The hacking group known as Scattered Spider has turned its attention to the insurance industry, particularly insurers. The hackers are believed to be based in the U.S. and U.K., comprising primarily English-speaking teenagers and young adults. Their teams generally target a specific industry at a time and have previously hacked British-based retailers Marks & Spencer, Co-Op and Harrods.
Douglas McKee, executive director, Threat Research at SonicWall, said in a statement, "We're witnessing a troubling strategic escalation—Scattered Spider has shifted its focus from retail to insurance, and their playbook hasn't changed: highly targeted social engineering, MFA fatigue attacks, and call-center exploits. It's a reminder that cyber adversaries operate in waves, sector-by-sector. Insurance firms need to shore up help desk defenses, strengthen authentication workflows, and embed proactive threat-hunting to stay ahead."

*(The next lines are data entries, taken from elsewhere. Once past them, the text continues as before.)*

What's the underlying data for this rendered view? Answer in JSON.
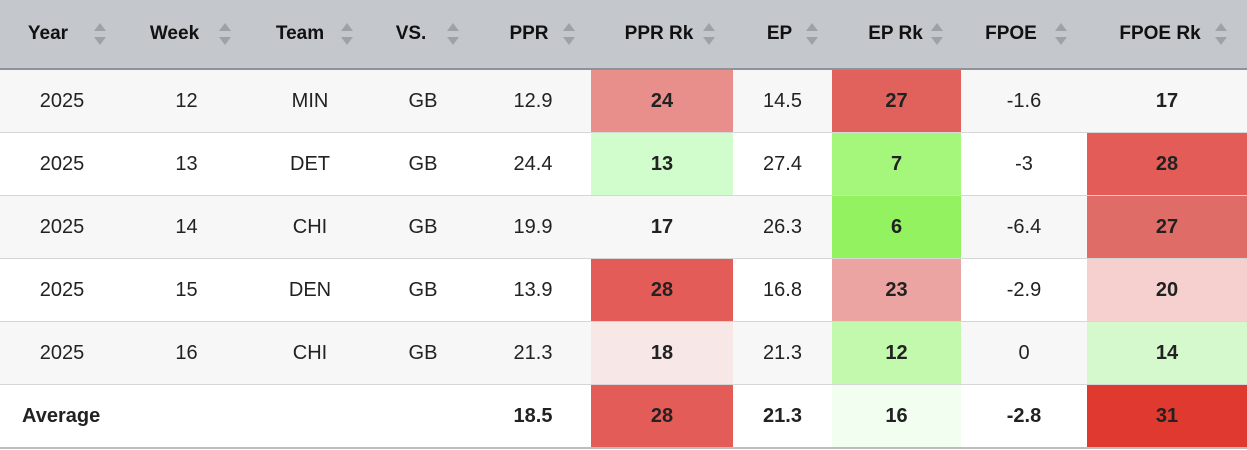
{
  "columns": [
    "Year",
    "Week",
    "Team",
    "VS.",
    "PPR",
    "PPR Rk",
    "EP",
    "EP Rk",
    "FPOE",
    "FPOE Rk"
  ],
  "rows": [
    {
      "year": "2025",
      "week": "12",
      "team": "MIN",
      "vs": "GB",
      "ppr": "12.9",
      "ppr_rk": "24",
      "ep": "14.5",
      "ep_rk": "27",
      "fpoe": "-1.6",
      "fpoe_rk": "17"
    },
    {
      "year": "2025",
      "week": "13",
      "team": "DET",
      "vs": "GB",
      "ppr": "24.4",
      "ppr_rk": "13",
      "ep": "27.4",
      "ep_rk": "7",
      "fpoe": "-3",
      "fpoe_rk": "28"
    },
    {
      "year": "2025",
      "week": "14",
      "team": "CHI",
      "vs": "GB",
      "ppr": "19.9",
      "ppr_rk": "17",
      "ep": "26.3",
      "ep_rk": "6",
      "fpoe": "-6.4",
      "fpoe_rk": "27"
    },
    {
      "year": "2025",
      "week": "15",
      "team": "DEN",
      "vs": "GB",
      "ppr": "13.9",
      "ppr_rk": "28",
      "ep": "16.8",
      "ep_rk": "23",
      "fpoe": "-2.9",
      "fpoe_rk": "20"
    },
    {
      "year": "2025",
      "week": "16",
      "team": "CHI",
      "vs": "GB",
      "ppr": "21.3",
      "ppr_rk": "18",
      "ep": "21.3",
      "ep_rk": "12",
      "fpoe": "0",
      "fpoe_rk": "14"
    }
  ],
  "average": {
    "label": "Average",
    "ppr": "18.5",
    "ppr_rk": "28",
    "ep": "21.3",
    "ep_rk": "16",
    "fpoe": "-2.8",
    "fpoe_rk": "31"
  },
  "cell_colors": {
    "rows": [
      {
        "ppr_rk": "#e88f8b",
        "ep_rk": "#e1615c",
        "fpoe_rk": "#f7f7f7"
      },
      {
        "ppr_rk": "#d1fccb",
        "ep_rk": "#a4f77a",
        "fpoe_rk": "#e45c57"
      },
      {
        "ppr_rk": "#f7f7f7",
        "ep_rk": "#92f25f",
        "fpoe_rk": "#e06c67"
      },
      {
        "ppr_rk": "#e45c57",
        "ep_rk": "#eba4a1",
        "fpoe_rk": "#f6d0cf"
      },
      {
        "ppr_rk": "#f8e7e7",
        "ep_rk": "#c3f9ad",
        "fpoe_rk": "#d5f9cd"
      }
    ],
    "average": {
      "ppr_rk": "#e45c57",
      "ep_rk": "#f2fff0",
      "fpoe_rk": "#e0392f"
    }
  }
}
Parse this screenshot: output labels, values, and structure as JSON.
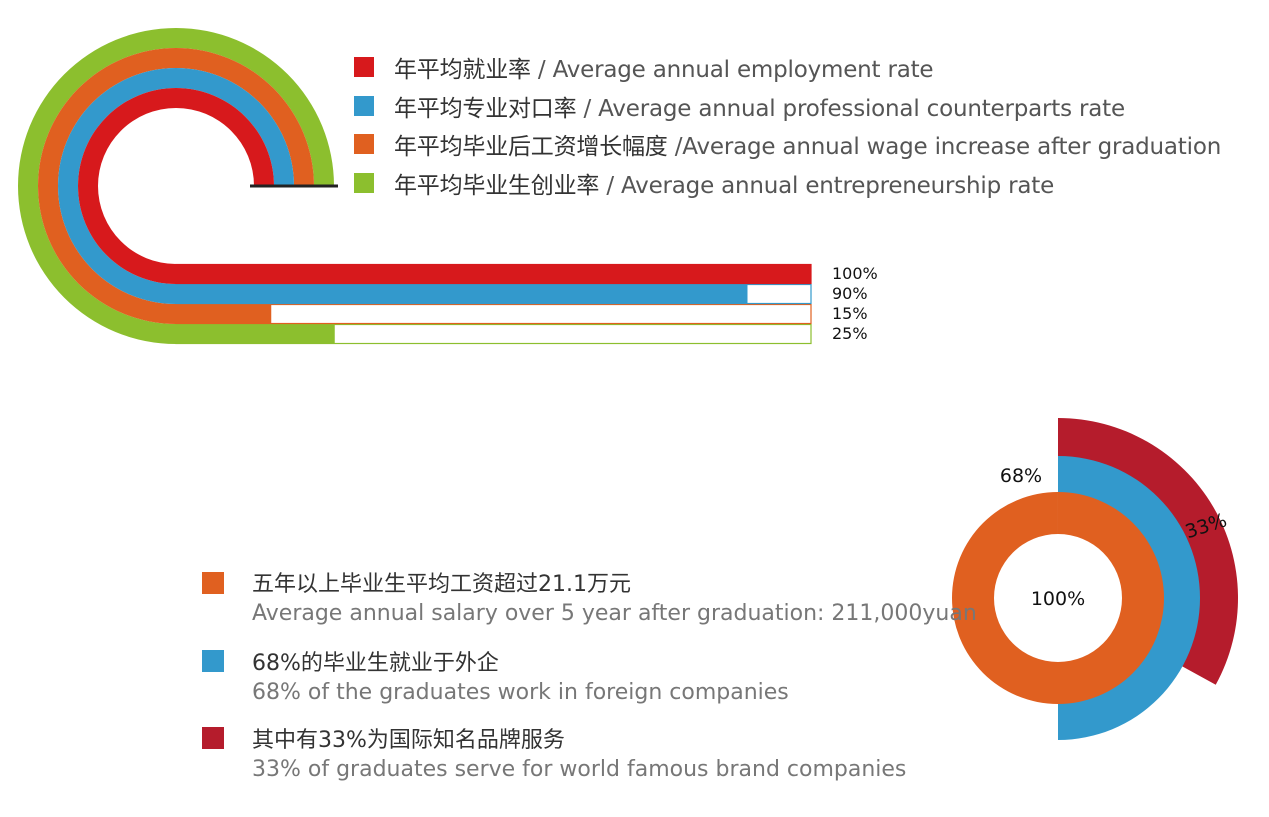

The hackers can utilize social engineering tactics by monitoring company social media sites, use phishing attacks to gain access to company data, and leverage that data to circumvent dual-factor authentication in some instances.
Wojcieszek offers these recommendations to mitigate the threats. "To counter these threats, insurers must act decisively. First, they should implement phishing-resistant multi-factor authentication across all systems. Second, I recommend enforcing strict identity verification protocols for help desk and call center interactions. Third, it's crucial they invest in continuous, role-specific social engineering awareness training. These steps, while not exhaustive, apply the 80/20 rule in cybersecurity – targeting the most impactful defenses against the most common and damaging attack vectors."

This is a developing story and will be updated as warranted.